Ciena Announces Private Exchange Transactions for Convertible Senior Notes
Extends Debt Maturity and Strengthens Balance Sheet
HANOVER, Md.--(BUSINESS WIRE)-- Ciena® Corporation (NAS: CIEN) has entered into separate, privately negotiated exchange agreements under which it will retire $187.5 million in aggregate principal amount of its outstanding 4.0% Convertible Senior Notes due 2015 (the "2015 Notes") in exchange for its issuance of a new series of 4.0% Convertible Senior Notes due 2020 (the "2020 Notes") in an aggregate original principal amount of $187.5 million.
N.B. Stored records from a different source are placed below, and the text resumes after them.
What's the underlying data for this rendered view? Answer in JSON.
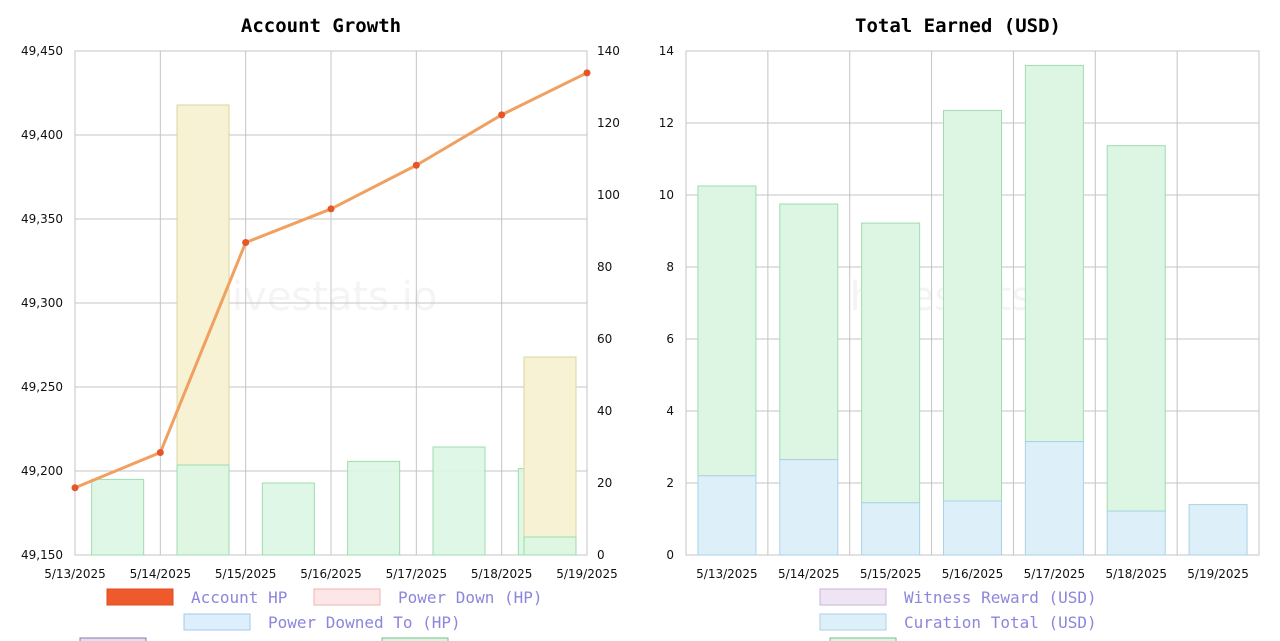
{
  "watermark": "hivestats.io",
  "colors": {
    "grid": "#c4c4c4",
    "line": "#f0a060",
    "line_point": "#e8542a",
    "green_fill": "#dcf6e3",
    "green_stroke": "#9fdcae",
    "yellow_fill": "#f6f2d3",
    "yellow_stroke": "#ddd4a0",
    "blue_fill": "#ddf0fa",
    "blue_stroke": "#a9d2e6",
    "legend_text": "#8c86dc"
  },
  "chart_data": [
    {
      "type": "bar",
      "title": "Account Growth",
      "categories": [
        "5/13/2025",
        "5/14/2025",
        "5/15/2025",
        "5/16/2025",
        "5/17/2025",
        "5/18/2025",
        "5/19/2025"
      ],
      "y_left_ticks": [
        "49,450",
        "49,400",
        "49,350",
        "49,300",
        "49,250",
        "49,200",
        "49,150"
      ],
      "y_right_ticks": [
        "140",
        "120",
        "100",
        "80",
        "60",
        "40",
        "20",
        "0"
      ],
      "ylim_left": [
        49150,
        49450
      ],
      "ylim_right": [
        0,
        140
      ],
      "series": [
        {
          "name": "Account HP",
          "axis": "left",
          "kind": "line",
          "values": [
            49190,
            49211,
            49336,
            49356,
            49382,
            49412,
            49437
          ]
        },
        {
          "name": "Power Down (HP)",
          "axis": "right",
          "kind": "bar",
          "values": [
            null,
            125,
            null,
            null,
            null,
            null,
            55
          ]
        },
        {
          "name": "Power Downed To (HP)",
          "axis": "right",
          "kind": "bar",
          "values": [
            null,
            25,
            null,
            null,
            null,
            null,
            5
          ]
        },
        {
          "axis": "right",
          "kind": "bar",
          "values": [
            21,
            25,
            20,
            26,
            30,
            24,
            5
          ]
        }
      ],
      "legend": [
        "Account HP",
        "Power Down (HP)",
        "Power Downed To (HP)"
      ],
      "grid": true
    },
    {
      "type": "bar",
      "title": "Total Earned (USD)",
      "categories": [
        "5/13/2025",
        "5/14/2025",
        "5/15/2025",
        "5/16/2025",
        "5/17/2025",
        "5/18/2025",
        "5/19/2025"
      ],
      "y_ticks": [
        "14",
        "12",
        "10",
        "8",
        "6",
        "4",
        "2",
        "0"
      ],
      "ylim": [
        0,
        14
      ],
      "stacked": true,
      "series": [
        {
          "name": "Curation Total (USD)",
          "values": [
            2.2,
            2.65,
            1.45,
            1.5,
            3.15,
            1.22,
            1.4
          ]
        },
        {
          "values": [
            8.05,
            7.1,
            7.77,
            10.85,
            10.45,
            10.15,
            0
          ]
        }
      ],
      "legend": [
        "Witness Reward (USD)",
        "Curation Total (USD)"
      ],
      "grid": true
    }
  ]
}
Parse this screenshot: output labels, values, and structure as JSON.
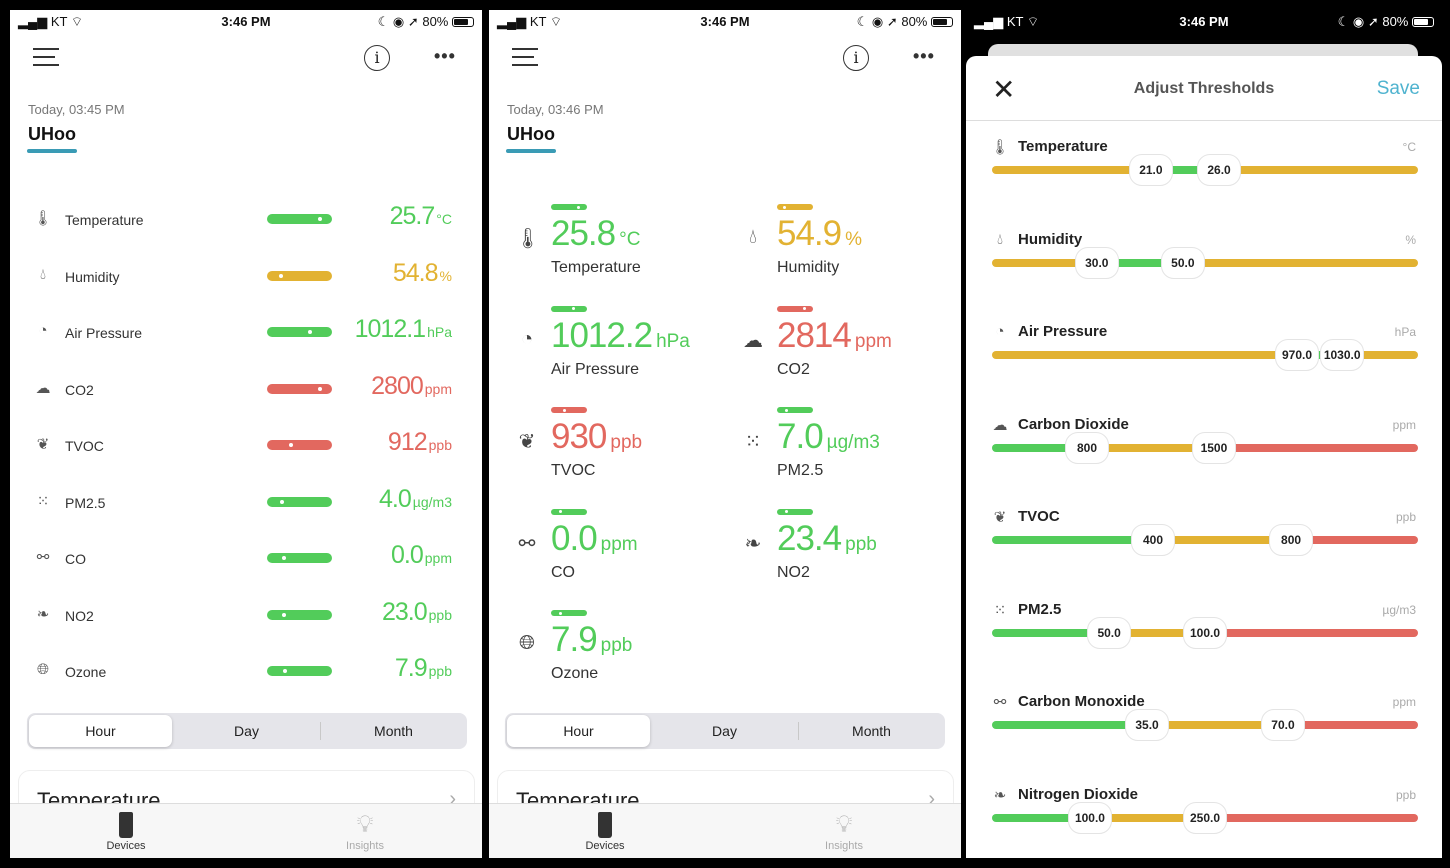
{
  "colors": {
    "green": "#52cc5a",
    "yellow": "#e2b232",
    "red": "#e2685f",
    "accent": "#3a9bb5",
    "save": "#4fb3cf"
  },
  "status": {
    "carrier": "KT",
    "time": "3:46 PM",
    "battery": "80%"
  },
  "panel1": {
    "timestamp": "Today, 03:45 PM",
    "device": "UHoo",
    "metrics": [
      {
        "icon": "thermometer-icon",
        "glyph": "🌡",
        "label": "Temperature",
        "value": "25.7",
        "unit": "°C",
        "status": "green",
        "level": 0.88
      },
      {
        "icon": "droplet-icon",
        "glyph": "💧",
        "label": "Humidity",
        "value": "54.8",
        "unit": "%",
        "status": "yellow",
        "level": 0.2
      },
      {
        "icon": "gauge-icon",
        "glyph": "◔",
        "label": "Air Pressure",
        "value": "1012.1",
        "unit": "hPa",
        "status": "green",
        "level": 0.7
      },
      {
        "icon": "cloud-icon",
        "glyph": "☁",
        "label": "CO2",
        "value": "2800",
        "unit": "ppm",
        "status": "red",
        "level": 0.88
      },
      {
        "icon": "leaf-icon",
        "glyph": "❦",
        "label": "TVOC",
        "value": "912",
        "unit": "ppb",
        "status": "red",
        "level": 0.38
      },
      {
        "icon": "particles-icon",
        "glyph": "⁙",
        "label": "PM2.5",
        "value": "4.0",
        "unit": "µg/m3",
        "status": "green",
        "level": 0.22
      },
      {
        "icon": "molecule-icon",
        "glyph": "⚯",
        "label": "CO",
        "value": "0.0",
        "unit": "ppm",
        "status": "green",
        "level": 0.25
      },
      {
        "icon": "sprout-icon",
        "glyph": "❧",
        "label": "NO2",
        "value": "23.0",
        "unit": "ppb",
        "status": "green",
        "level": 0.25
      },
      {
        "icon": "globe-icon",
        "glyph": "🌐",
        "label": "Ozone",
        "value": "7.9",
        "unit": "ppb",
        "status": "green",
        "level": 0.28
      }
    ]
  },
  "panel2": {
    "timestamp": "Today, 03:46 PM",
    "device": "UHoo",
    "metrics": [
      {
        "icon": "thermometer-icon",
        "glyph": "🌡",
        "label": "Temperature",
        "value": "25.8",
        "unit": "°C",
        "status": "green",
        "level": 0.85
      },
      {
        "icon": "droplet-icon",
        "glyph": "💧",
        "label": "Humidity",
        "value": "54.9",
        "unit": "%",
        "status": "yellow",
        "level": 0.2
      },
      {
        "icon": "gauge-icon",
        "glyph": "◔",
        "label": "Air Pressure",
        "value": "1012.2",
        "unit": "hPa",
        "status": "green",
        "level": 0.7
      },
      {
        "icon": "cloud-icon",
        "glyph": "☁",
        "label": "CO2",
        "value": "2814",
        "unit": "ppm",
        "status": "red",
        "level": 0.88
      },
      {
        "icon": "leaf-icon",
        "glyph": "❦",
        "label": "TVOC",
        "value": "930",
        "unit": "ppb",
        "status": "red",
        "level": 0.4
      },
      {
        "icon": "particles-icon",
        "glyph": "⁙",
        "label": "PM2.5",
        "value": "7.0",
        "unit": "µg/m3",
        "status": "green",
        "level": 0.25
      },
      {
        "icon": "molecule-icon",
        "glyph": "⚯",
        "label": "CO",
        "value": "0.0",
        "unit": "ppm",
        "status": "green",
        "level": 0.25
      },
      {
        "icon": "sprout-icon",
        "glyph": "❧",
        "label": "NO2",
        "value": "23.4",
        "unit": "ppb",
        "status": "green",
        "level": 0.25
      },
      {
        "icon": "globe-icon",
        "glyph": "🌐",
        "label": "Ozone",
        "value": "7.9",
        "unit": "ppb",
        "status": "green",
        "level": 0.28
      }
    ]
  },
  "range_tabs": [
    "Hour",
    "Day",
    "Month"
  ],
  "selected_range": "Hour",
  "card_title": "Temperature",
  "tabbar": {
    "devices": "Devices",
    "insights": "Insights"
  },
  "thresholds": {
    "title": "Adjust Thresholds",
    "save": "Save",
    "items": [
      {
        "icon": "thermometer-icon",
        "glyph": "🌡",
        "label": "Temperature",
        "unit": "°C",
        "low": "21.0",
        "high": "26.0",
        "colors": [
          "yellow",
          "green",
          "yellow"
        ]
      },
      {
        "icon": "droplet-icon",
        "glyph": "💧",
        "label": "Humidity",
        "unit": "%",
        "low": "30.0",
        "high": "50.0",
        "colors": [
          "yellow",
          "green",
          "yellow"
        ]
      },
      {
        "icon": "gauge-icon",
        "glyph": "◔",
        "label": "Air Pressure",
        "unit": "hPa",
        "low": "970.0",
        "high": "1030.0",
        "colors": [
          "yellow",
          "green",
          "yellow"
        ]
      },
      {
        "icon": "cloud-icon",
        "glyph": "☁",
        "label": "Carbon Dioxide",
        "unit": "ppm",
        "low": "800",
        "high": "1500",
        "colors": [
          "green",
          "yellow",
          "red"
        ]
      },
      {
        "icon": "leaf-icon",
        "glyph": "❦",
        "label": "TVOC",
        "unit": "ppb",
        "low": "400",
        "high": "800",
        "colors": [
          "green",
          "yellow",
          "red"
        ]
      },
      {
        "icon": "particles-icon",
        "glyph": "⁙",
        "label": "PM2.5",
        "unit": "µg/m3",
        "low": "50.0",
        "high": "100.0",
        "colors": [
          "green",
          "yellow",
          "red"
        ]
      },
      {
        "icon": "molecule-icon",
        "glyph": "⚯",
        "label": "Carbon Monoxide",
        "unit": "ppm",
        "low": "35.0",
        "high": "70.0",
        "colors": [
          "green",
          "yellow",
          "red"
        ]
      },
      {
        "icon": "sprout-icon",
        "glyph": "❧",
        "label": "Nitrogen Dioxide",
        "unit": "ppb",
        "low": "100.0",
        "high": "250.0",
        "colors": [
          "green",
          "yellow",
          "red"
        ]
      }
    ]
  }
}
The 2020 Notes will mature on December 15, 2020. Following these transactions, $187.5 million in aggregate principal amount of the 2015 Notes will remain outstanding with terms unchanged.
"By extending the maturity of half of our outstanding 2015 convertible notes to 2020 we have strengthened our balance sheet and enhanced our financial flexibility," said Jim Moylan, Ciena's Chief Financial Officer. "Further, we have accomplished this without increasing our annual cash interest expense or adding incremental share dilution relative to the 2015 Notes being retired."
Certain terms of the 2020 Notes will remain the same as the 2015 Notes they replace, including the 4% annual cash interest rate and the conversion rate of 49.0557 shares of Ciena common stock per $1,000 in original principal amount, which is equal to an initial conversion price of $20.385 per share.
Unlike the 2015 Notes, the principal amount of the 2020 Notes will accrete at a rate of 1.85% per year commencing December 27, 2012, compounding on a semi-annual basis. The accreted portion of the principal is payable in cash upon maturity but does not bear cash interest and is not convertible into Ciena common stock. Accretion of principal will be reflected as a non-cash component of interest expense on Ciena's statement of income during the term of the 2020 Notes.
The 2020 Notes also provide Ciena with the option, at its election, to convert the new notes in whole or in part, prior to maturity, into the underlying common stock, provided the trading price of Ciena's common stock exceeds $26.50 (or 130% of the then applicable conversion price) for the required measurement period. If the Company elects to convert the 2020 Notes on or before maturity, holders receive a make-whole premium payable in Ciena common stock, or its cash equivalent, at the election of the Company.
This communication does not constitute an offer to sell or the solicitation of an offer to buy any securities and shall not constitute an offer, solicitation or sale in any jurisdiction in which such offer, solicitation or sale would be unlawful. The 2020 Notes and the shares of Ciena common stock issuable upon conversion of the 2020 Notes will not be registered under the Securities Act of 1933, as amended (the "Securities Act"), or the securities laws of any other jurisdiction, and may not be offered or sold in the United States absent registration under the Securities Act or an applicable exemption from registration requirements.
Ciena is the network specialist. We collaborate with customers worldwide to unlock the strategic potential of their networks and fundamentally change the way they perform and compete. Ciena leverages its deep expertise in packet and optical networking and distributed software automation to delivering solutions in alignment with OPn, its approach for building open next-generation networks. We enable a high-scale, programmable infrastructure that can be controlled and adapted by network-level applications, and provide open interfaces to coordinate computing, storage and network resources in a unified, virtualized environment. We routinely post recent news, financial results and other important announcements and information about Ciena on our website. For more information, visit www.ciena.com.
Note to Ciena Investors
Forward-looking statements. This press release contains certain forward-looking statements that involve risks and uncertainties. These statements are based on current expectations, forecasts, assumptions and other information available to the Company as of the date hereof. Forward-looking statements include statements regarding Ciena's expectations, beliefs, intentions or strategies regarding the future and can be identified by forward-looking words such as "anticipate," "believe," "could," "estimate," "expect," "intend," "may," "should," "will," and "would" or similar words. Ciena's actual results, performance or events may differ materially from these forward-looking statements made or implied due a number of risks and uncertainties relating to Ciena's business, including: the effect of broader economic and market conditions on our customers and their business; changes in network spending or network strategy by large communication service providers; seasonality and the timing and size of customer orders, including our ability to recognize revenue relating to such sales; the level of competitive pressure we encounter; the product, customer and geographic mix of sales within the period; supply chain disruptions and the level of success relating to efforts to optimize Ciena's operations; changes in foreign currency exchange rates affecting revenue and operating expense; and the other risk factors disclosed in Ciena's Report on Form 10-Q filed with the Securities and Exchange Commission on September 5, 2012. Ciena assumes no obligation to update any forward-looking information included in this press release.